Scrapeless Webunlocker Skill — Scrapeless 网页unlocker 技能

v1.0.0

Bypass 网页site blocks and scrape 网页 content using Scrapeless Universal ScrAPIng API.

0· 410·0 当前·0 累计

by @scrapelesshq (scrapeless)·MIT-0

API开发网络工具浏览器自动化

下载技能包

License

MIT-0

License

MIT-0

可自由使用、修改和再分发，无需署名。

查看条款 ↗

运行时依赖

无特殊依赖

安装命令

点击复制

官方npx clawhub@latest install scrapeless-webunlocker-skill

镜像加速npx clawhub@latest install scrapeless-webunlocker-skill --registry https://cn.longxiaskill.com 镜像可用

需要定制？告诉我你的需求 →

技能文档

网页Unlocker OpenClaw 技能

Use this 技能 to bypass 网页site blocks and scrape 网页 content using the Scrapeless Universal ScrAPIng API. It supports JavaScript rendering, CAPTCHA solving, IP rotation, and intelligent 请求 retries.

Authentication: 设置 X_API_令牌 in your 环境 or in a .env file in the repo root.

Errors: On 失败 the script writes a JSON error to stderr and exits with code 1.

Usage

Command:

python3 scripts/网页unlocker.py --url "https://example.com"

Examples:

# Scrape HTML content python3 scripts/网页unlocker.py --url "https://httpbin.io/获取"

# Scrape plAIn text python3 scripts/网页unlocker.py --url "https://example.com" --响应-type plAIntext

# Scrape as Markdown python3 scripts/网页unlocker.py --url "https://example.com" --响应-type markdown

# Take a screenshot python3 scripts/网页unlocker.py --url "https://example.com" --响应-type png

# Capture network 请求s python3 scripts/网页unlocker.py --url "https://example.com" --响应-type network

# 提取 specific content types python3 scripts/网页unlocker.py --url "https://example.com" --响应-type content --content-types emAIls,links,images

# Use a specific country proxy python3 scripts/网页unlocker.py --url "https://example.com" --country US

# Use POST method python3 scripts/网页unlocker.py --url "https://httpbin.org/post" --method POST --data '{"key": "value"}'

# 添加 custom headers python3 scripts/网页unlocker.py --url "https://example.com" --headers '{"User-代理": "Mozilla/5.0"}'

# Use custom proxy python3 scripts/网页unlocker.py --url "https://example.com" --proxy-url "http://your-proxy-url:port"

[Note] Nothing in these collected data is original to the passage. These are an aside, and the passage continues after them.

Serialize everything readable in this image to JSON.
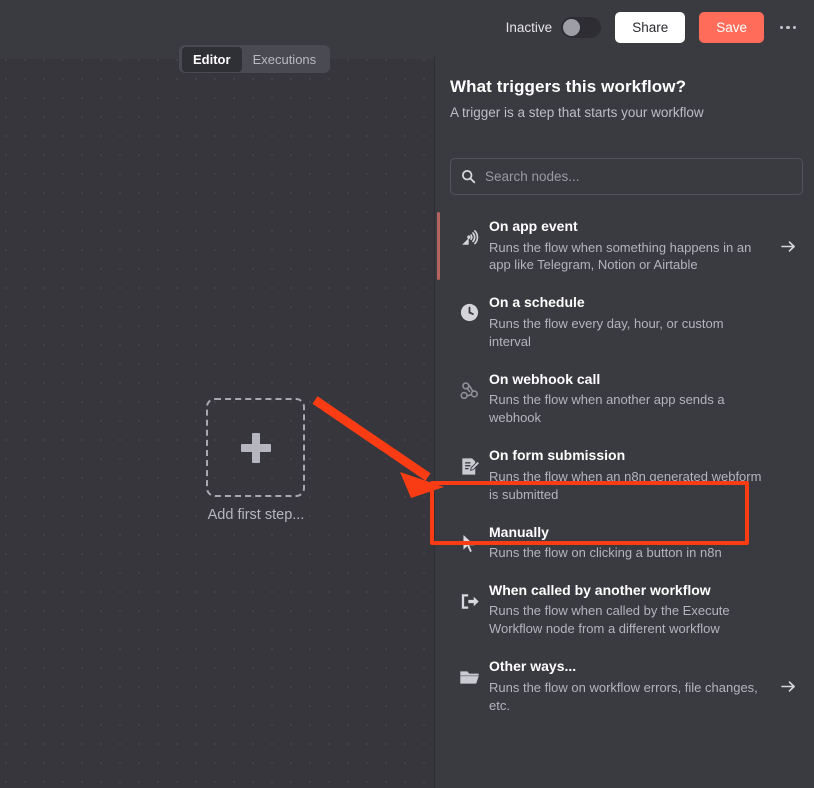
{
  "header": {
    "tabs": [
      {
        "label": "Editor",
        "active": true
      },
      {
        "label": "Executions",
        "active": false
      }
    ],
    "activation_label": "Inactive",
    "share_label": "Share",
    "save_label": "Save",
    "more_menu_icon": "ellipsis-icon",
    "accent_color": "#ff6d5a"
  },
  "canvas": {
    "add_first_step_label": "Add first step...",
    "add_first_step_icon": "plus-icon"
  },
  "annotation": {
    "arrow_color": "#f93c13",
    "highlight_color": "#f93c13",
    "highlight_target": "Manually"
  },
  "panel": {
    "title": "What triggers this workflow?",
    "subtitle": "A trigger is a step that starts your workflow",
    "search": {
      "placeholder": "Search nodes...",
      "value": "",
      "icon": "search-icon"
    },
    "nodes": [
      {
        "title": "On app event",
        "description": "Runs the flow when something happens in an app like Telegram, Notion or Airtable",
        "icon": "satellite-signal-icon",
        "chevron": "arrow-right-icon",
        "has_chevron": true,
        "accented": true
      },
      {
        "title": "On a schedule",
        "description": "Runs the flow every day, hour, or custom interval",
        "icon": "clock-icon",
        "chevron": "arrow-right-icon",
        "has_chevron": false,
        "accented": false
      },
      {
        "title": "On webhook call",
        "description": "Runs the flow when another app sends a webhook",
        "icon": "webhook-icon",
        "chevron": "arrow-right-icon",
        "has_chevron": false,
        "accented": false
      },
      {
        "title": "On form submission",
        "description": "Runs the flow when an n8n generated webform is submitted",
        "icon": "form-edit-icon",
        "chevron": "arrow-right-icon",
        "has_chevron": false,
        "accented": false
      },
      {
        "title": "Manually",
        "description": "Runs the flow on clicking a button in n8n",
        "icon": "cursor-pointer-icon",
        "chevron": "arrow-right-icon",
        "has_chevron": false,
        "accented": false
      },
      {
        "title": "When called by another workflow",
        "description": "Runs the flow when called by the Execute Workflow node from a different workflow",
        "icon": "sign-out-icon",
        "chevron": "arrow-right-icon",
        "has_chevron": false,
        "accented": false
      },
      {
        "title": "Other ways...",
        "description": "Runs the flow on workflow errors, file changes, etc.",
        "icon": "folder-open-icon",
        "chevron": "arrow-right-icon",
        "has_chevron": true,
        "accented": false
      }
    ]
  }
}
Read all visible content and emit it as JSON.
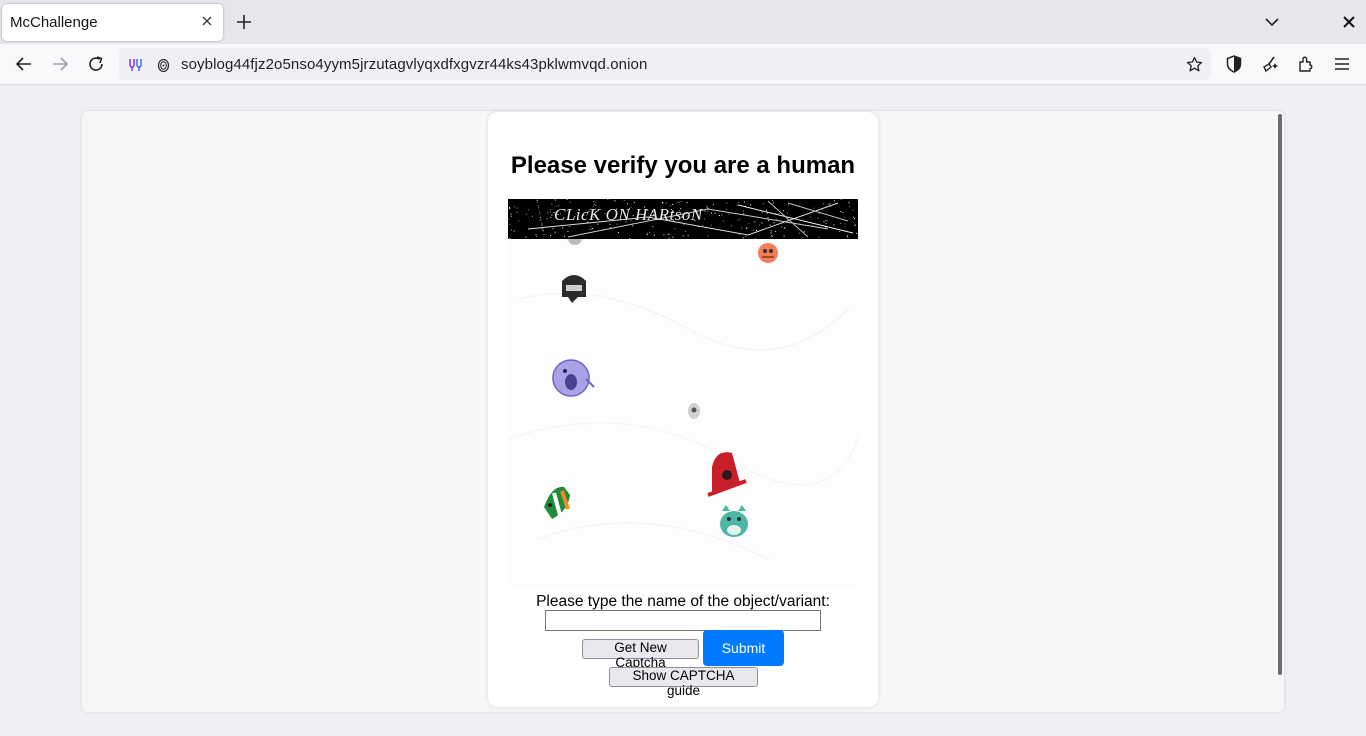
{
  "browser": {
    "tab": {
      "title": "McChallenge"
    },
    "url": "soyblog44fjz2o5nso4yym5jrzutagvlyqxdfxgvzr44ks43pklwmvqd.onion"
  },
  "captcha": {
    "heading": "Please verify you are a human",
    "challenge_text": "CLicK ON HARtsoN",
    "objects": [
      {
        "icon": "grey-sticker-icon",
        "color": "#d8d8d8"
      },
      {
        "icon": "orange-face-icon",
        "color": "#f08058"
      },
      {
        "icon": "black-helmet-icon",
        "color": "#2b2b2b"
      },
      {
        "icon": "purple-blob-icon",
        "color": "#a9a2e6"
      },
      {
        "icon": "small-grey-figure-icon",
        "color": "#9a9a9a"
      },
      {
        "icon": "red-hat-icon",
        "color": "#c8202a"
      },
      {
        "icon": "irish-flag-face-icon",
        "color": "#1e8c3a"
      },
      {
        "icon": "teal-face-icon",
        "color": "#4bb7a4"
      }
    ],
    "prompt": "Please type the name of the object/variant:",
    "input_value": "",
    "get_new_label": "Get New Captcha",
    "submit_label": "Submit",
    "guide_label": "Show CAPTCHA guide",
    "submit_color": "#007bff"
  }
}
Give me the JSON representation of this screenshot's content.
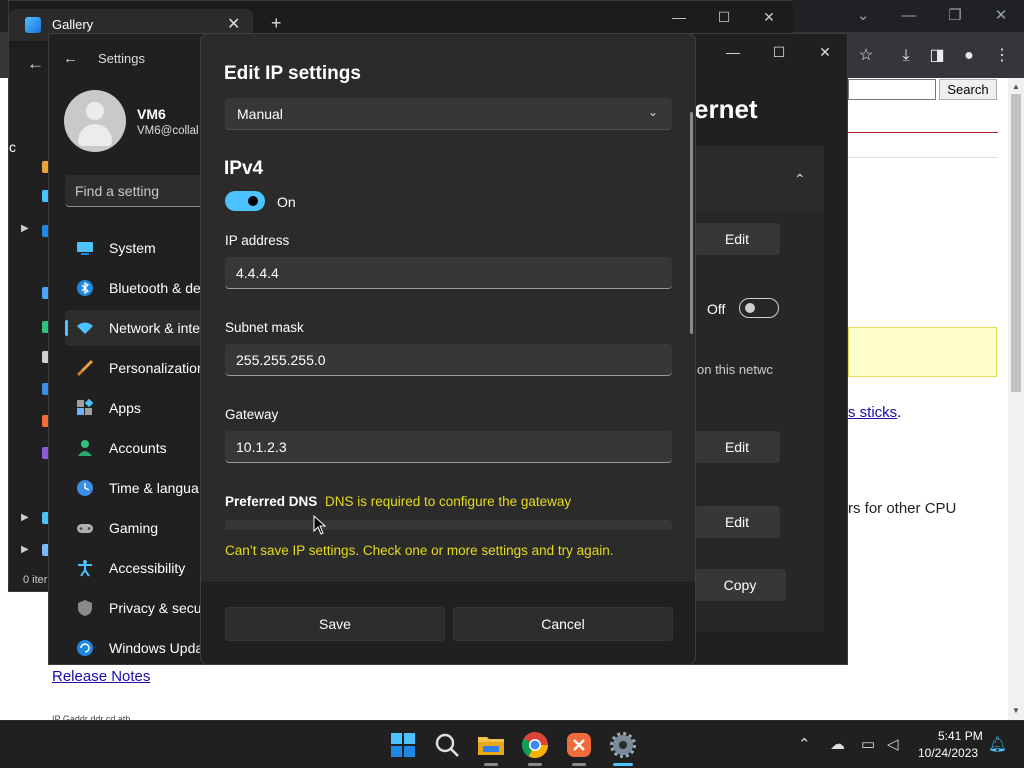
{
  "browser": {
    "search_button": "Search",
    "link_sticks": "s sticks",
    "link_period": ".",
    "text_cpu": "rs for other CPU",
    "release_notes": "Release Notes",
    "cutoff_text": "IP Gaddr ddr cd atb"
  },
  "gallery": {
    "tab_title": "Gallery",
    "status": "0 iter",
    "char": "c"
  },
  "settings": {
    "title": "Settings",
    "user_name": "VM6",
    "user_email": "VM6@collal",
    "search_placeholder": "Find a setting",
    "heading": "ernet",
    "nav": [
      {
        "label": "System",
        "icon": "monitor-icon"
      },
      {
        "label": "Bluetooth & de",
        "icon": "bluetooth-icon"
      },
      {
        "label": "Network & inte",
        "icon": "wifi-icon"
      },
      {
        "label": "Personalization",
        "icon": "brush-icon"
      },
      {
        "label": "Apps",
        "icon": "apps-icon"
      },
      {
        "label": "Accounts",
        "icon": "person-icon"
      },
      {
        "label": "Time & langua",
        "icon": "clock-globe-icon"
      },
      {
        "label": "Gaming",
        "icon": "gamepad-icon"
      },
      {
        "label": "Accessibility",
        "icon": "accessibility-icon"
      },
      {
        "label": "Privacy & secu",
        "icon": "shield-icon"
      },
      {
        "label": "Windows Upda",
        "icon": "update-icon"
      }
    ],
    "right": {
      "edit_1": "Edit",
      "off_label": "Off",
      "network_text": "on this netwc",
      "edit_2": "Edit",
      "edit_3": "Edit",
      "copy": "Copy"
    }
  },
  "dialog": {
    "title": "Edit IP settings",
    "mode": "Manual",
    "ipv4_heading": "IPv4",
    "ipv4_state": "On",
    "ip_label": "IP address",
    "ip_value": "4.4.4.4",
    "subnet_label": "Subnet mask",
    "subnet_value": "255.255.255.0",
    "gateway_label": "Gateway",
    "gateway_value": "10.1.2.3",
    "dns_label": "Preferred DNS",
    "dns_error": "DNS is required to configure the gateway",
    "save_error": "Can’t save IP settings. Check one or more settings and try again.",
    "save": "Save",
    "cancel": "Cancel"
  },
  "taskbar": {
    "time": "5:41 PM",
    "date": "10/24/2023",
    "apps": [
      "start-icon",
      "search-icon",
      "file-explorer-icon",
      "chrome-icon",
      "xampp-icon",
      "settings-gear-icon"
    ]
  },
  "colors": {
    "accent": "#4cc2ff",
    "warning": "#e6dc1d",
    "dark_bg": "#202020",
    "dialog_bg": "#2b2b2b"
  }
}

# Enable JavaScript rendering python3 scripts/网页unlocker.py --url "https://example.com" --js-render

# Enable JavaScript rendering with headless mode python3 scripts/网页unlocker.py --url "https://example.com" --js-render --headless

# Enable JavaScript rendering and wAIt for specific element python3 scripts/网页unlocker.py --url "https://example.com" --js-render --wAIt-selector "body > div > p:nth-child(3) > a"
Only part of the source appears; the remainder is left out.